For Klien it harked back to his time as test driver at Honda when he was invited to audition with Force India, then known as Spyker. "They were not happy with one of their drivers so they asked me to test at Spa in the middle of the season," he recalls. Klien made an impression on Colin Kolles, who was managing the team, which would open doors later. However a racing return at that point was thwarted when Christijan Albers found the money to allow him to finish the season.
Pay drivers are now part of Formula One's staple diet in the way tobacco advertising once was; a driver's talent is linked to their bank manager's recommendation. "It's very frustrating," Klien admits. "For 2011 I was talking to a few teams, but everywhere you had to bring around $5million for a race drive. These days it is not enough to just be competitive; a driver is also required to provide sponsorship."

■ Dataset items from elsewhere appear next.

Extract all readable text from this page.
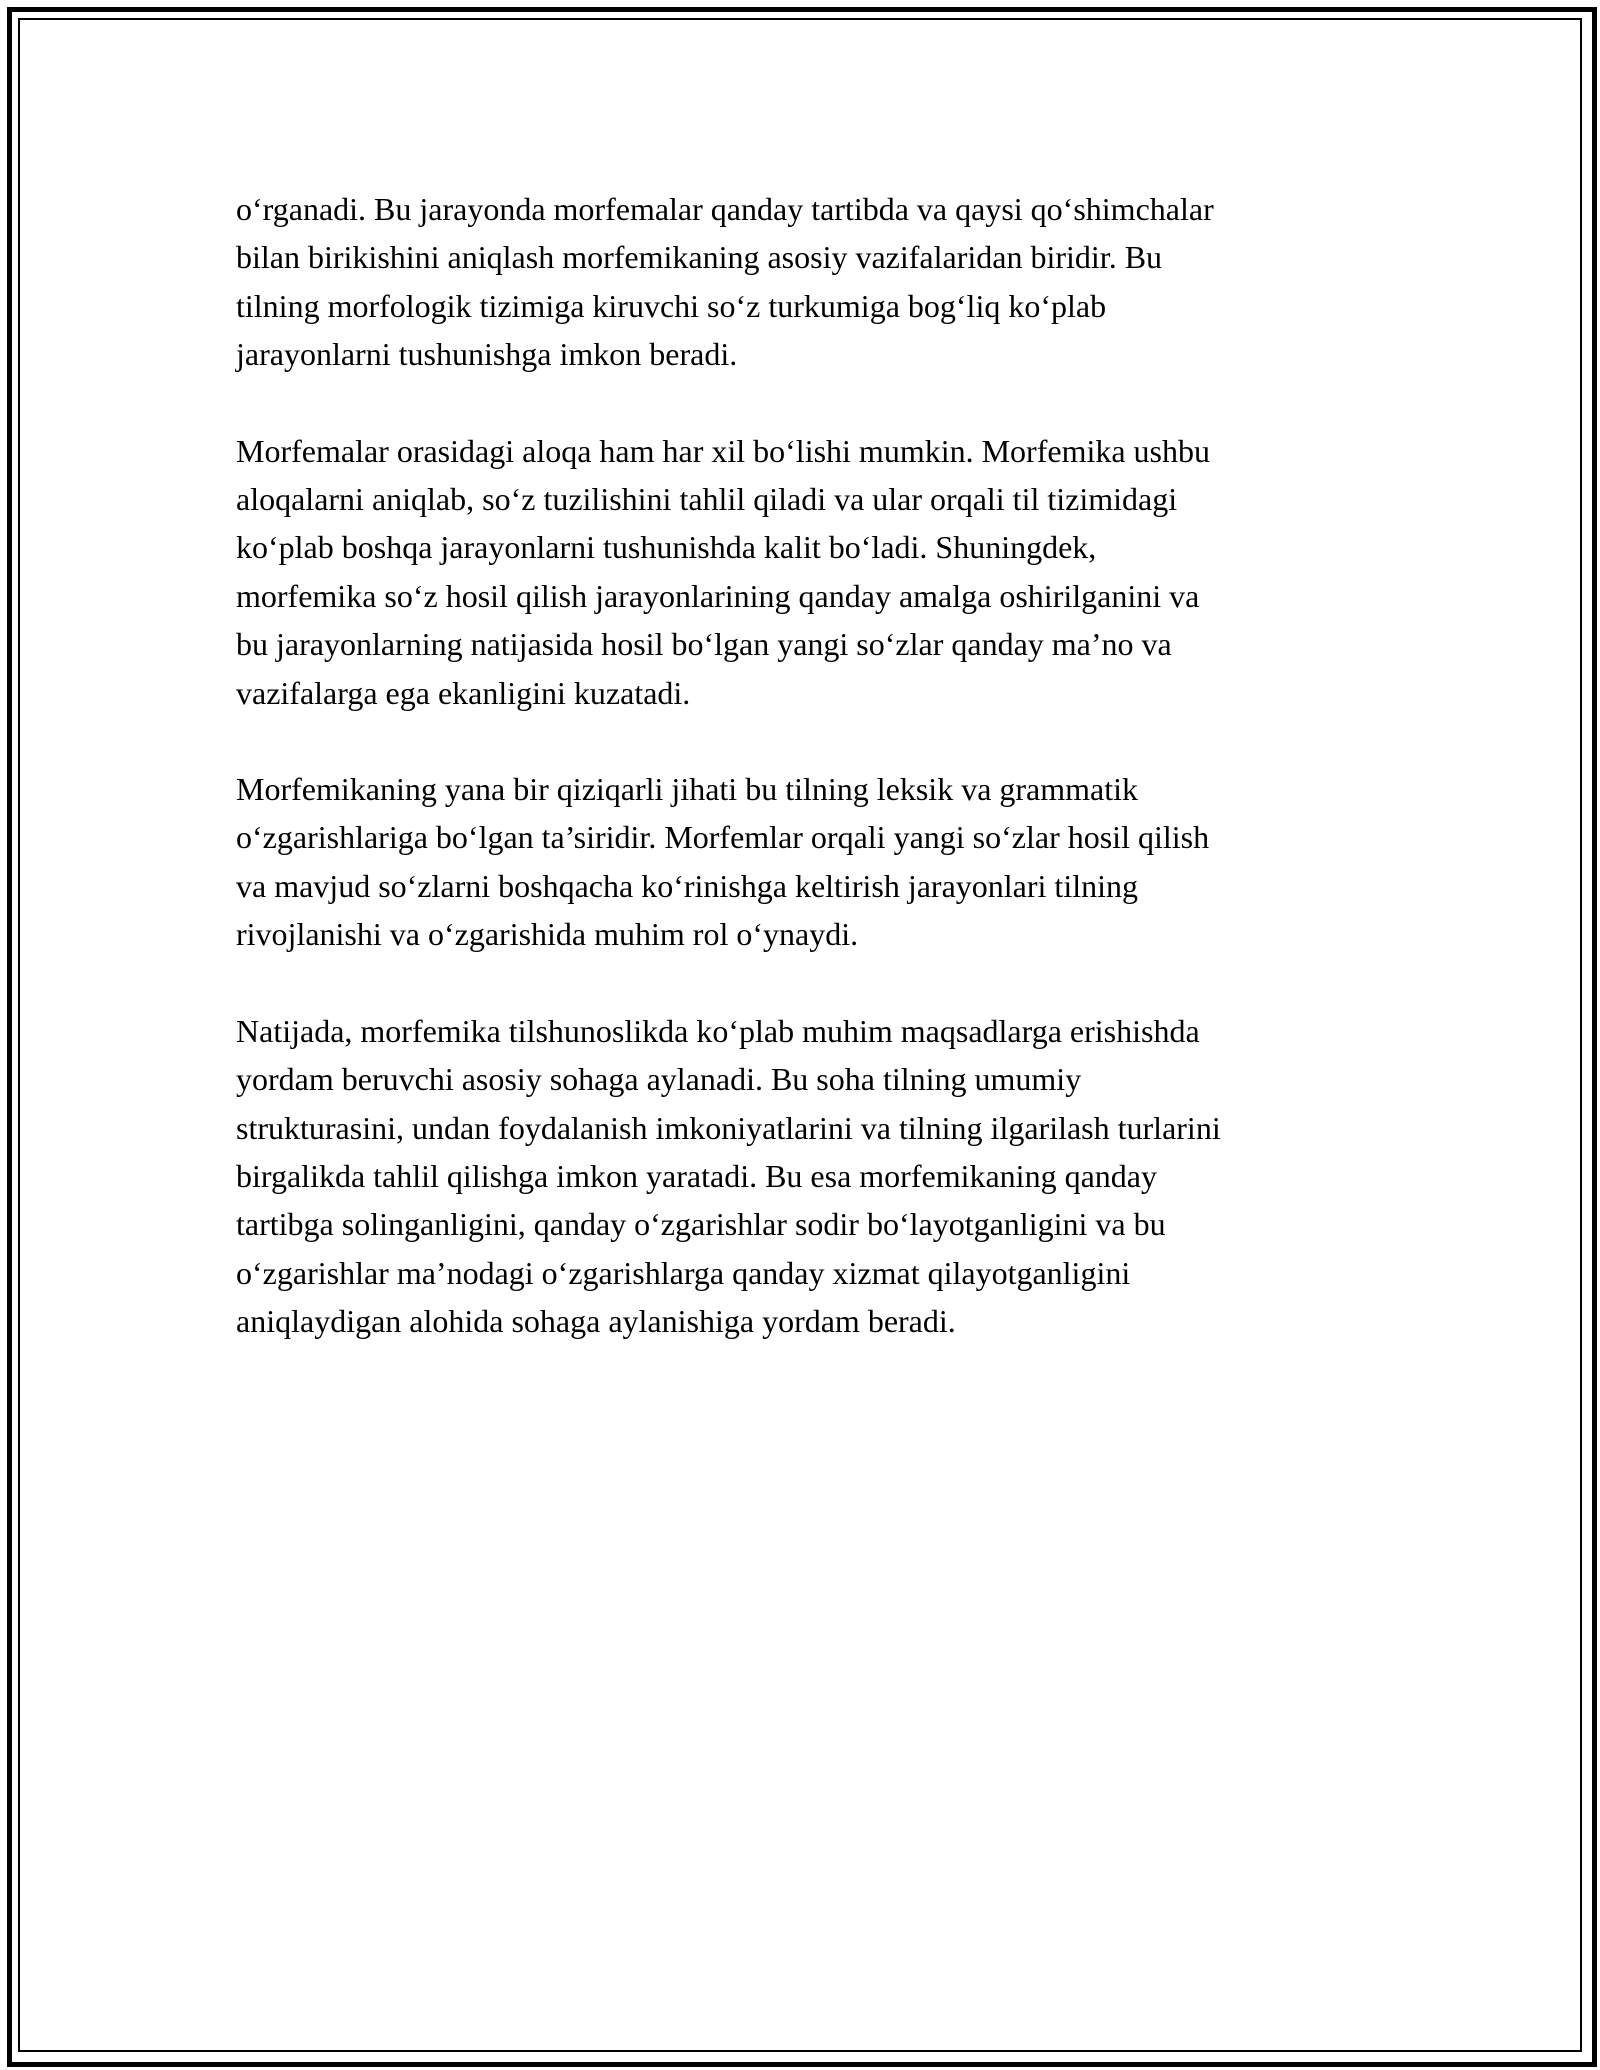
o‘rganadi. Bu jarayonda morfemalar qanday tartibda va qaysi qo‘shimchalar
bilan birikishini aniqlash morfemikaning asosiy vazifalaridan biridir. Bu
tilning morfologik tizimiga kiruvchi so‘z turkumiga bog‘liq ko‘plab
jarayonlarni tushunishga imkon beradi.

Morfemalar orasidagi aloqa ham har xil bo‘lishi mumkin. Morfemika ushbu
aloqalarni aniqlab, so‘z tuzilishini tahlil qiladi va ular orqali til tizimidagi
ko‘plab boshqa jarayonlarni tushunishda kalit bo‘ladi. Shuningdek,
morfemika so‘z hosil qilish jarayonlarining qanday amalga oshirilganini va
bu jarayonlarning natijasida hosil bo‘lgan yangi so‘zlar qanday ma’no va
vazifalarga ega ekanligini kuzatadi.

Morfemikaning yana bir qiziqarli jihati bu tilning leksik va grammatik
o‘zgarishlariga bo‘lgan ta’siridir. Morfemlar orqali yangi so‘zlar hosil qilish
va mavjud so‘zlarni boshqacha ko‘rinishga keltirish jarayonlari tilning
rivojlanishi va o‘zgarishida muhim rol o‘ynaydi.

Natijada, morfemika tilshunoslikda ko‘plab muhim maqsadlarga erishishda
yordam beruvchi asosiy sohaga aylanadi. Bu soha tilning umumiy
strukturasini, undan foydalanish imkoniyatlarini va tilning ilgarilash turlarini
birgalikda tahlil qilishga imkon yaratadi. Bu esa morfemikaning qanday
tartibga solinganligini, qanday o‘zgarishlar sodir bo‘layotganligini va bu
o‘zgarishlar ma’nodagi o‘zgarishlarga qanday xizmat qilayotganligini
aniqlaydigan alohida sohaga aylanishiga yordam beradi.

Klien has never had money; he didn't need it with Red Bull picking up the tab. He was one of the Austrian company's original three development drivers, and the first to reach Formula One. He was also the first to be put to the sword once the drinks company took over from Jaguar in the sort of shrewd move it has now become famous for. He could be bitter about it, and possibly is - he refuses to speak about his relationship with Dr Helmut Marko - but he's still thankful for the opportunities he had. "We didn't have the money to do motor sport so basically Red Bull paid for everything - all the lower categories until Formula One. That's very good, very positive," he admits.